New York Mets third baseman David Wright will earn $19.3 million this season. The Mets clubhouse manager earns about $80,000 per year. Wright makes 240 times as much as the guy who is there to provide for his every want and need.
Wright makes $117,000 per game. Beer vendors at Citi Field, if they are really good, can make as much as $200 per game. Wright makes 585 times as much per game as the beer hawkers at the Mets’ home stadium.
The minimum MLB salary is $500,000. The average is $3.39 million. The highest paid MLB player (Zack Greinke of the L.A. Dodgers) will earn $26 million this season to pitch in maybe 30-35 games. Greinke will make 325 times what the clubhouse manager earns and nearly 800 times what the beer vendor makes.
This is some serious inequality. But where’s the outrage? Why is there no picketing of major league ballparks, particularly when you consider that the average cost for a family of four to attend a game at Citi Field is $230, only $50 less than a new HP Chromebook 11 laptop computer.
Speaking of HP, Meg Whitman makes about $16 million per year as the company’s CEO. And she is just one of dozens of highly paid CEOs. According to a recent Associated Press/Equilar study, the average annual CEO compensation at America’s largest companies is now $10.5 million. That is 257 times the salary of the average worker in those same companies – not much different than the disparity between David Wright and the Mets’ clubhouse manager.
Progressives, inspired by Thomas Piketty’s proposal for a global wealth tax and an 80 percent income tax top rate, are in high dudgeon over these enormous CEO compensation packages. Buy why? It makes sense that a shareholder might be upset at the high pay of the CEO of a company in which he has invested, but why all the indignation over CEO pay in general?
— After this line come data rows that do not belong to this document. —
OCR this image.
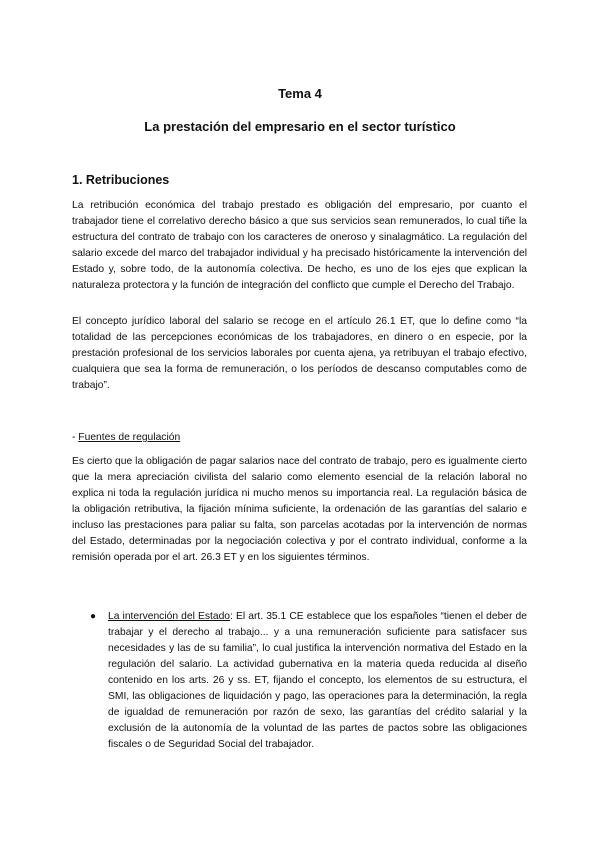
Tema 4
La prestación del empresario en el sector turístico
1. Retribuciones

La retribución económica del trabajo prestado es obligación del empresario, por cuanto el trabajador tiene el correlativo derecho básico a que sus servicios sean remunerados, lo cual tiñe la estructura del contrato de trabajo con los caracteres de oneroso y sinalagmático. La regulación del salario excede del marco del trabajador individual y ha precisado históricamente la intervención del Estado y, sobre todo, de la autonomía colectiva. De hecho, es uno de los ejes que explican la naturaleza protectora y la función de integración del conflicto que cumple el Derecho del Trabajo.

El concepto jurídico laboral del salario se recoge en el artículo 26.1 ET, que lo define como “la totalidad de las percepciones económicas de los trabajadores, en dinero o en especie, por la prestación profesional de los servicios laborales por cuenta ajena, ya retribuyan el trabajo efectivo, cualquiera que sea la forma de remuneración, o los períodos de descanso computables como de trabajo”.

- Fuentes de regulación

Es cierto que la obligación de pagar salarios nace del contrato de trabajo, pero es igualmente cierto que la mera apreciación civilista del salario como elemento esencial de la relación laboral no explica ni toda la regulación jurídica ni mucho menos su importancia real. La regulación básica de la obligación retributiva, la fijación mínima suficiente, la ordenación de las garantías del salario e incluso las prestaciones para paliar su falta, son parcelas acotadas por la intervención de normas del Estado, determinadas por la negociación colectiva y por el contrato individual, conforme a la remisión operada por el art. 26.3 ET y en los siguientes términos.

● La intervención del Estado: El art. 35.1 CE establece que los españoles “tienen el deber de trabajar y el derecho al trabajo... y a una remuneración suficiente para satisfacer sus necesidades y las de su familia”, lo cual justifica la intervención normativa del Estado en la regulación del salario. La actividad gubernativa en la materia queda reducida al diseño contenido en los arts. 26 y ss. ET, fijando el concepto, los elementos de su estructura, el SMI, las obligaciones de liquidación y pago, las operaciones para la determinación, la regla de igualdad de remuneración por razón de sexo, las garantías del crédito salarial y la exclusión de la autonomía de la voluntad de las partes de pactos sobre las obligaciones fiscales o de Seguridad Social del trabajador.
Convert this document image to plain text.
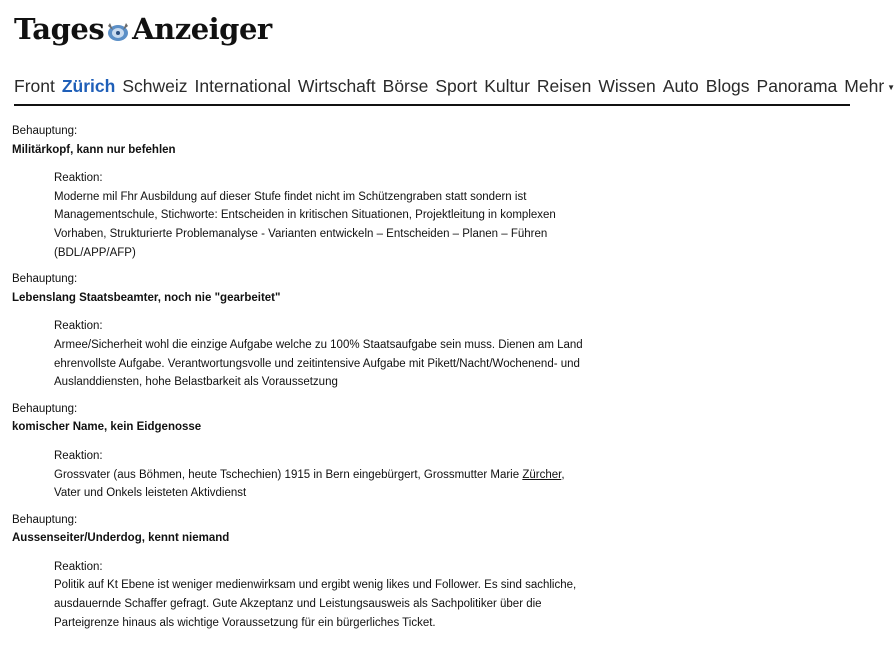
Tages Anzeiger
Front Zürich Schweiz International Wirtschaft Börse Sport Kultur Reisen Wissen Auto Blogs Panorama Mehr ▼

Behauptung:

Militärkopf, kann nur befehlen

Reaktion:

Moderne mil Fhr Ausbildung auf dieser Stufe findet nicht im Schützengraben statt sondern ist Managementschule, Stichworte: Entscheiden in kritischen Situationen, Projektleitung in komplexen Vorhaben, Strukturierte Problemanalyse - Varianten entwickeln – Entscheiden – Planen – Führen (BDL/APP/AFP)

Behauptung:

Lebenslang Staatsbeamter, noch nie "gearbeitet"

Reaktion:

Armee/Sicherheit wohl die einzige Aufgabe welche zu 100% Staatsaufgabe sein muss. Dienen am Land ehrenvollste Aufgabe. Verantwortungsvolle und zeitintensive Aufgabe mit Pikett/Nacht/Wochenend- und Auslanddiensten, hohe Belastbarkeit als Voraussetzung

Behauptung:

komischer Name, kein Eidgenosse

Reaktion:

Grossvater (aus Böhmen, heute Tschechien) 1915 in Bern eingebürgert, Grossmutter Marie Zürcher, Vater und Onkels leisteten Aktivdienst

Behauptung:

Aussenseiter/Underdog, kennt niemand

Reaktion:

Politik auf Kt Ebene ist weniger medienwirksam und ergibt wenig likes und Follower. Es sind sachliche, ausdauernde Schaffer gefragt. Gute Akzeptanz und Leistungsausweis als Sachpolitiker über die Parteigrenze hinaus als wichtige Voraussetzung für ein bürgerliches Ticket.
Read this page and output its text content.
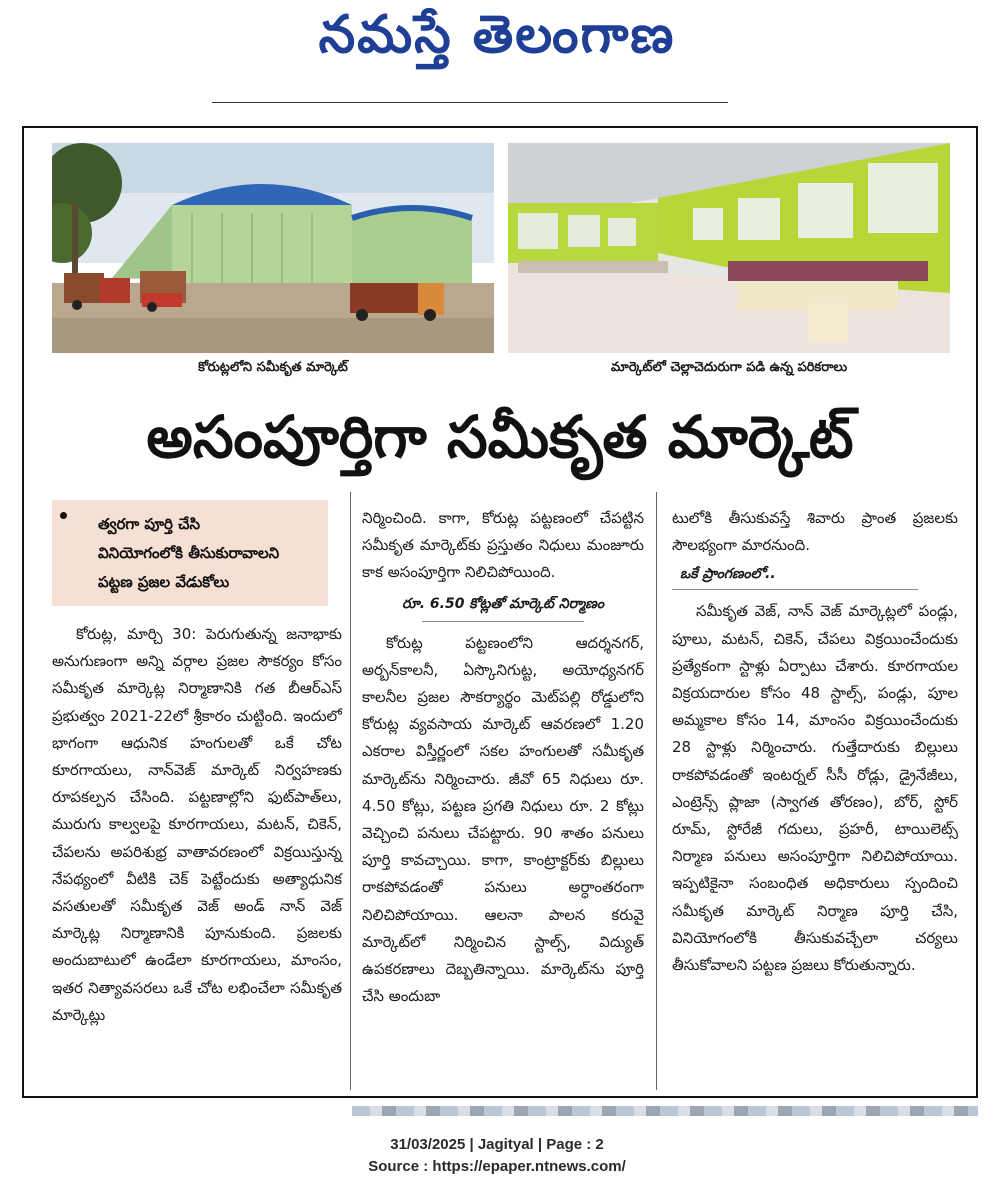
నమస్తే తెలంగాణ
కోరుట్లలోని సమీకృత మార్కెట్	మార్కెట్‌లో చెల్లాచెదురుగా పడి ఉన్న పరికరాలు
అసంపూర్తిగా సమీకృత మార్కెట్
త్వరగా పూర్తి చేసి
వినియోగంలోకి తీసుకురావాలని
పట్టణ ప్రజల వేడుకోలు

కోరుట్ల, మార్చి 30: పెరుగుతున్న జనాభాకు అనుగుణంగా అన్ని వర్గాల ప్రజల సౌకర్యం కోసం సమీకృత మార్కెట్ల నిర్మాణానికి గత బీఆర్‌ఎస్ ప్రభుత్వం 2021-22లో శ్రీకారం చుట్టింది. ఇందులో భాగంగా ఆధునిక హంగులతో ఒకే చోట కూరగాయలు, నాన్‌వెజ్ మార్కెట్ నిర్వహణకు రూపకల్పన చేసింది. పట్టణాల్లోని ఫుట్‌పాత్‌లు, మురుగు కాల్వలపై కూరగాయలు, మటన్, చికెన్, చేపలను అపరిశుభ్ర వాతావరణంలో విక్రయిస్తున్న నేపథ్యంలో వీటికి చెక్ పెట్టేందుకు అత్యాధునిక వసతులతో సమీకృత వెజ్ అండ్ నాన్ వెజ్ మార్కెట్ల నిర్మాణానికి పూనుకుంది. ప్రజలకు అందుబాటులో ఉండేలా కూరగాయలు, మాంసం, ఇతర నిత్యావసరలు ఒకే చోట లభించేలా సమీకృత మార్కెట్లు

నిర్మించింది. కాగా, కోరుట్ల పట్టణంలో చేపట్టిన సమీకృత మార్కెట్‌కు ప్రస్తుతం నిధులు మంజూరు కాక అసంపూర్తిగా నిలిచిపోయింది.

రూ. 6.50 కోట్లతో మార్కెట్ నిర్మాణం

కోరుట్ల పట్టణంలోని ఆదర్శనగర్, అర్బన్‌కాలనీ, ఏస్కొనిగుట్ట, అయోధ్యనగర్ కాలనీల ప్రజల సౌకర్యార్థం మెట్‌పల్లి రోడ్డులోని కోరుట్ల వ్యవసాయ మార్కెట్ ఆవరణలో 1.20 ఎకరాల విస్తీర్ణంలో సకల హంగులతో సమీకృత మార్కెట్‌ను నిర్మించారు. జీవో 65 నిధులు రూ. 4.50 కోట్లు, పట్టణ ప్రగతి నిధులు రూ. 2 కోట్లు వెచ్చించి పనులు చేపట్టారు. 90 శాతం పనులు పూర్తి కావచ్చాయి. కాగా, కాంట్రాక్టర్‌కు బిల్లులు రాకపోవడంతో పనులు అర్ధాంతరంగా నిలిచిపోయాయి. ఆలనా పాలన కరువై మార్కెట్‌లో నిర్మించిన స్టాల్స్, విద్యుత్ ఉపకరణాలు దెబ్బతిన్నాయి. మార్కెట్‌ను పూర్తి చేసి అందుబా

టులోకి తీసుకువస్తే శివారు ప్రాంత ప్రజలకు సౌలభ్యంగా మారనుంది.

ఒకే ప్రాంగణంలో..

సమీకృత వెజ్, నాన్ వెజ్ మార్కెట్లలో పండ్లు, పూలు, మటన్, చికెన్, చేపలు విక్రయించేందుకు ప్రత్యేకంగా స్టాళ్లు ఏర్పాటు చేశారు. కూరగాయల విక్రయదారుల కోసం 48 స్టాల్స్, పండ్లు, పూల అమ్మకాల కోసం 14, మాంసం విక్రయించేందుకు 28 స్టాళ్లు నిర్మించారు. గుత్తేదారుకు బిల్లులు రాకపోవడంతో ఇంటర్నల్ సీసీ రోడ్లు, డ్రైనేజీలు, ఎంట్రెన్స్ ప్లాజా (స్వాగత తోరణం), బోర్, స్టోర్ రూమ్, స్టోరేజీ గదులు, ప్రహరీ, టాయిలెట్స్ నిర్మాణ పనులు అసంపూర్తిగా నిలిచిపోయాయి. ఇప్పటికైనా సంబంధిత అధికారులు స్పందించి సమీకృత మార్కెట్ నిర్మాణ పూర్తి చేసి, వినియోగంలోకి తీసుకువచ్చేలా చర్యలు తీసుకోవాలని పట్టణ ప్రజలు కోరుతున్నారు.

31/03/2025 | Jagityal | Page : 2
Source : https://epaper.ntnews.com/
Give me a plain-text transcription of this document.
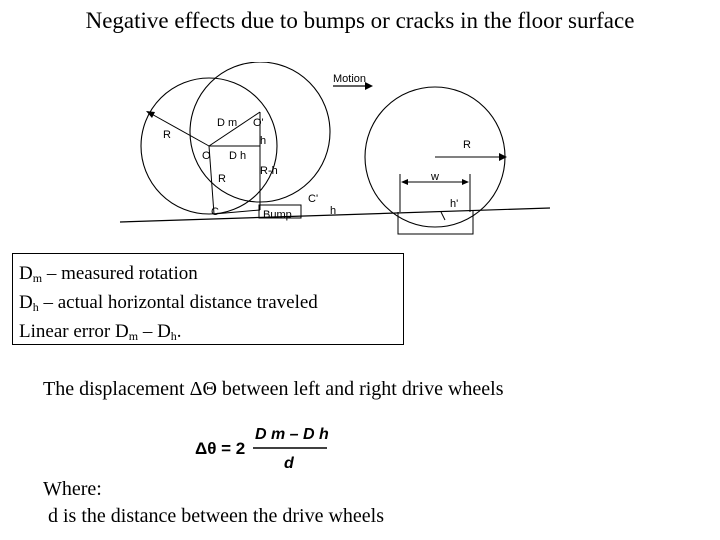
Negative effects due to bumps or cracks in the floor surface
Motion
R
D m O'
h
O D h
R-h
R
C	Bump
C'
h
R
w
h'
$D_m$ – measured rotation
$D_h$ – actual horizontal distance traveled
Linear error $D_m - D_h$.
The displacement ΔΘ between left and right drive wheels
Δθ = 2
D m – D h
d
Where:
d is the distance between the drive wheels
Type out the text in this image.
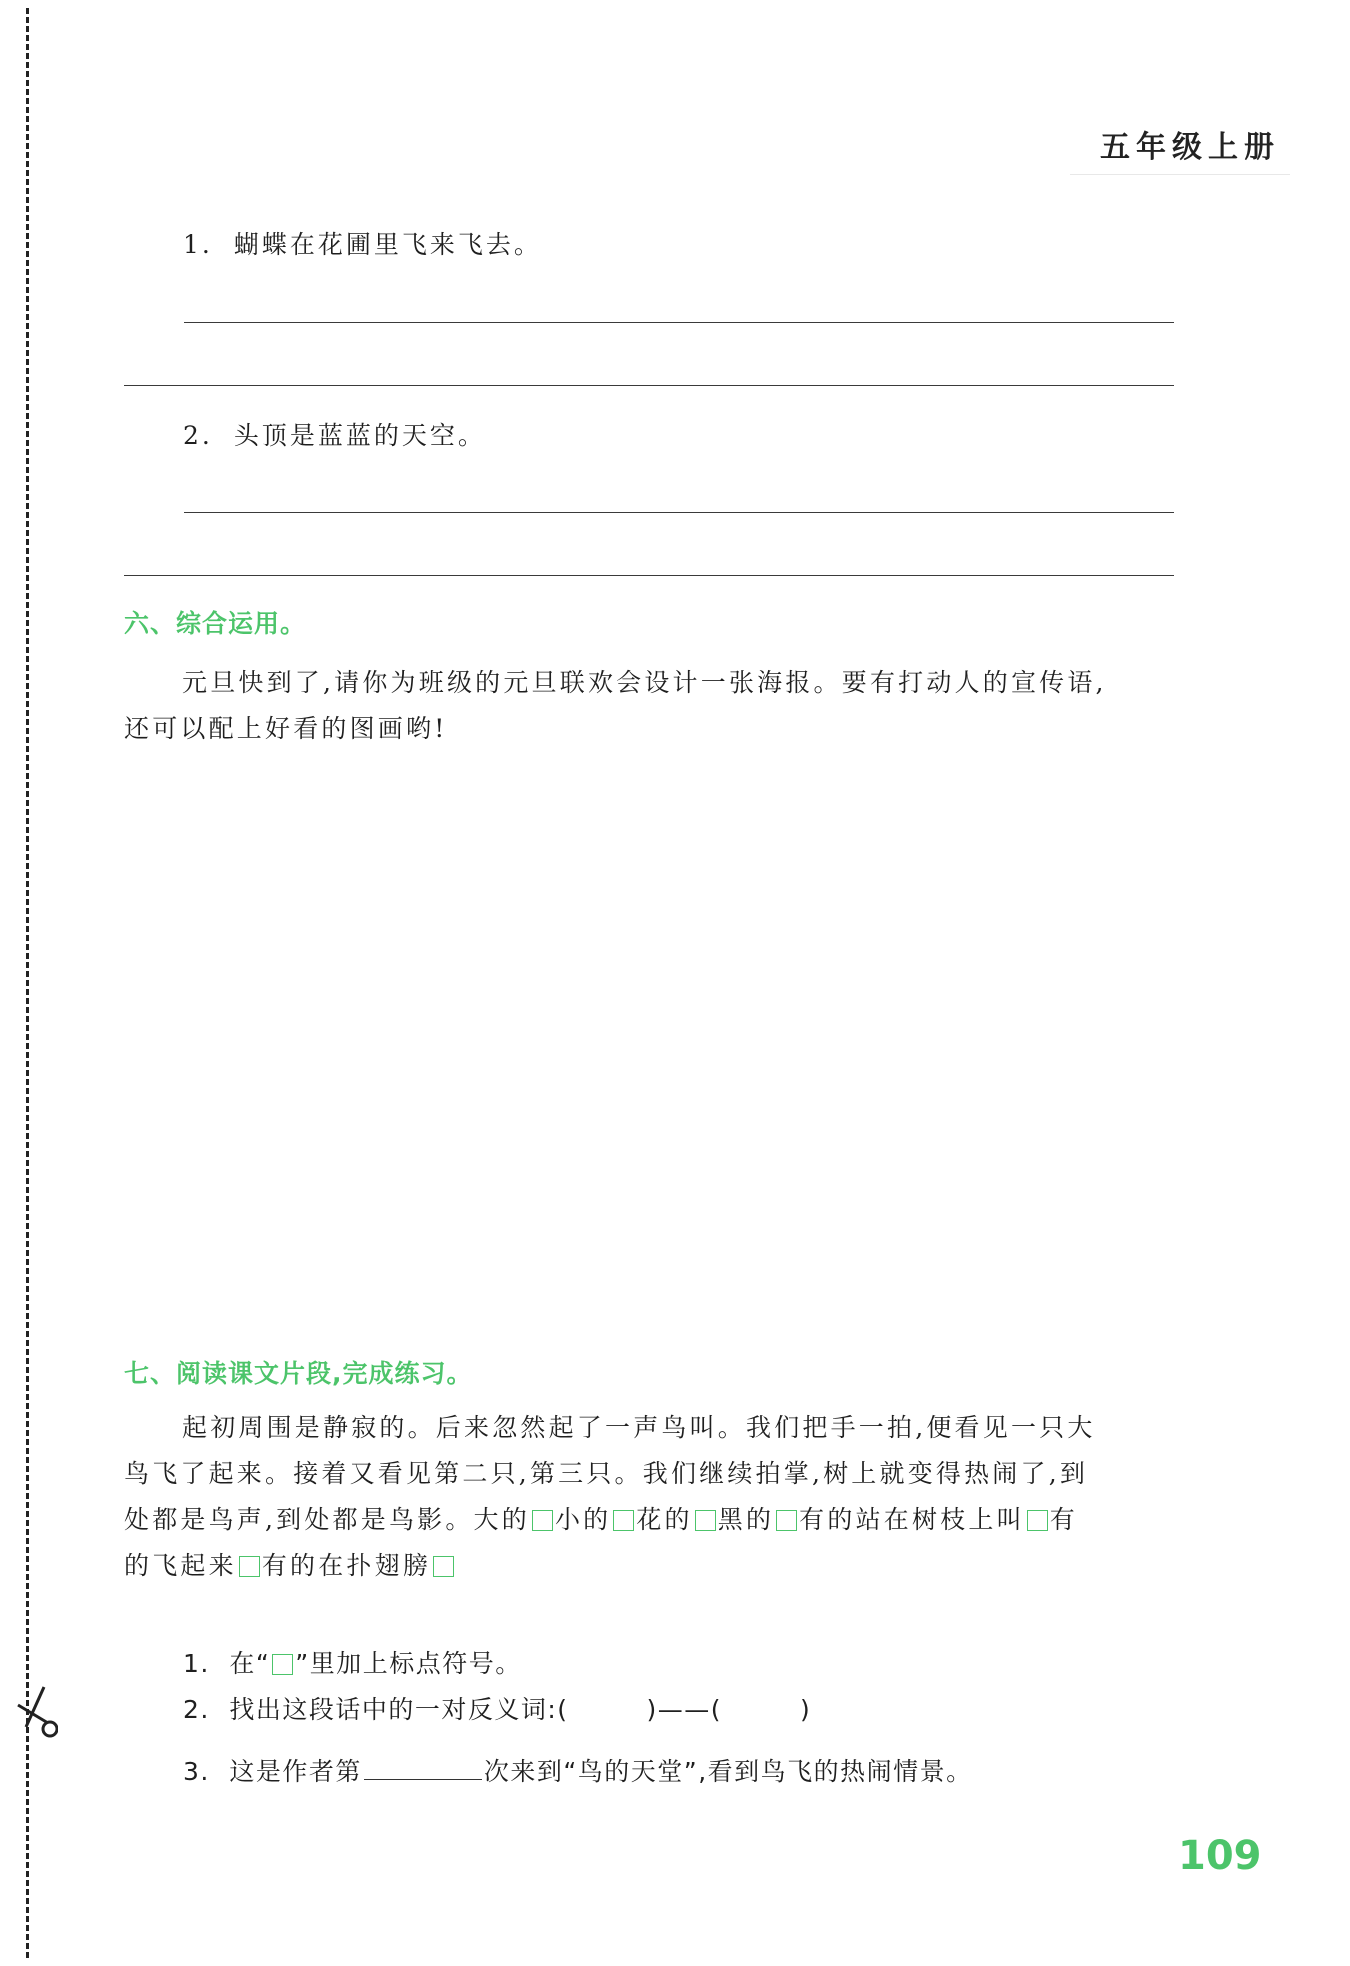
五年级上册
1. 蝴蝶在花圃里飞来飞去。
2. 头顶是蓝蓝的天空。
六、综合运用。
元旦快到了,请你为班级的元旦联欢会设计一张海报。要有打动人的宣传语,
还可以配上好看的图画哟!
七、阅读课文片段,完成练习。
起初周围是静寂的。后来忽然起了一声鸟叫。我们把手一拍,便看见一只大
鸟飞了起来。接着又看见第二只,第三只。我们继续拍掌,树上就变得热闹了,到
处都是鸟声,到处都是鸟影。大的 小的 花的 黑的 有的站在树枝上叫 有
的飞起来 有的在扑翅膀
1. 在“ ”里加上标点符号。
2. 找出这段话中的一对反义词:(	)——(	)
3. 这是作者第	次来到“鸟的天堂”,看到鸟飞的热闹情景。
109
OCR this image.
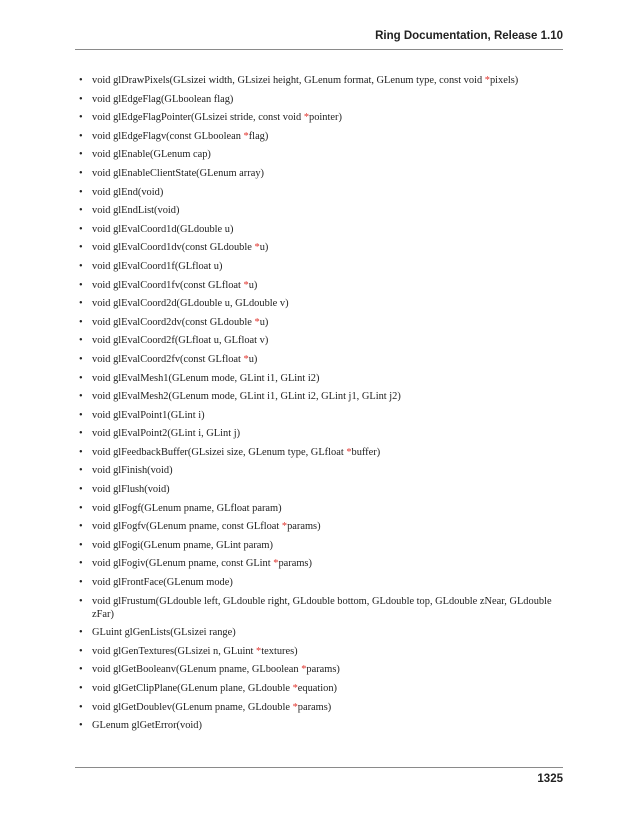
Ring Documentation, Release 1.10
• void glDrawPixels(GLsizei width, GLsizei height, GLenum format, GLenum type, const void *pixels)
• void glEdgeFlag(GLboolean flag)
• void glEdgeFlagPointer(GLsizei stride, const void *pointer)
• void glEdgeFlagv(const GLboolean *flag)
• void glEnable(GLenum cap)
• void glEnableClientState(GLenum array)
• void glEnd(void)
• void glEndList(void)
• void glEvalCoord1d(GLdouble u)
• void glEvalCoord1dv(const GLdouble *u)
• void glEvalCoord1f(GLfloat u)
• void glEvalCoord1fv(const GLfloat *u)
• void glEvalCoord2d(GLdouble u, GLdouble v)
• void glEvalCoord2dv(const GLdouble *u)
• void glEvalCoord2f(GLfloat u, GLfloat v)
• void glEvalCoord2fv(const GLfloat *u)
• void glEvalMesh1(GLenum mode, GLint i1, GLint i2)
• void glEvalMesh2(GLenum mode, GLint i1, GLint i2, GLint j1, GLint j2)
• void glEvalPoint1(GLint i)
• void glEvalPoint2(GLint i, GLint j)
• void glFeedbackBuffer(GLsizei size, GLenum type, GLfloat *buffer)
• void glFinish(void)
• void glFlush(void)
• void glFogf(GLenum pname, GLfloat param)
• void glFogfv(GLenum pname, const GLfloat *params)
• void glFogi(GLenum pname, GLint param)
• void glFogiv(GLenum pname, const GLint *params)
• void glFrontFace(GLenum mode)
• void glFrustum(GLdouble left, GLdouble right, GLdouble bottom, GLdouble top, GLdouble zNear, GLdouble zFar)
• GLuint glGenLists(GLsizei range)
• void glGenTextures(GLsizei n, GLuint *textures)
• void glGetBooleanv(GLenum pname, GLboolean *params)
• void glGetClipPlane(GLenum plane, GLdouble *equation)
• void glGetDoublev(GLenum pname, GLdouble *params)
• GLenum glGetError(void)
1325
And why are there not objections to David Wright’s $27 million, or Kobe Bryant’s $30 million, or Oprah Winfrey’s $77 million (down from $165 million the year before according to Forbes)?
Simple envy is part of the explanation, but there are 61 million more reasons to be envious of Oprah Winfrey’s income than of Meg Whitman’s. A more generous explanation for outrage over the fact that CEOs make 257 times as much as the average worker they employ is a belief that it is simply unfair that a few people make so much more than most people.
Of course that claim applies as much to Oprah as to Meg, so if we can justify taking 80 percent of what CEOs make we will have to work up some outrage over how much Oprah and other celebrities make.
That progressives are upset over CEO compensation but not about the fact that Hillary Clinton is paid $200,000 for a single speech (according to the New York Times) or that her husband, the former president, earned speaking fees totaling $13.4 million in a single year (according to CNN) suggests that what really motivates them is neither envy nor fairness, but rather an anti-business fervor founded on bad economic theory.
Just as a minimum wage makes some useful tasks not worth paying for, an effective ceiling on income makes some broadly beneficial (and often high risk) activities not worth doing. It is not surprising that political pressures to raise the minimum wage and to severely tax higher incomes have emerged at the same time. Both policy proposals are of a piece, rooted in a failure to understand the vital connection between individual freedom and social prosperity.
The more we manipulate and reorder the results of free exchange among employers and employees, the more we suppress the incentives to be productive. To be sure, regulations to guarantee worker safety and wealth transfers to aid the truly needy are necessary to a fair and productive society. But redistributing wealth simply because some people have “too much” will, in the long run, serve only to kill the entrepreneurial spirit that has made our lives healthier, safer and more comfortable, not to mention given us the chance to enjoy Oprah on television and watch David Wright make great plays at third base.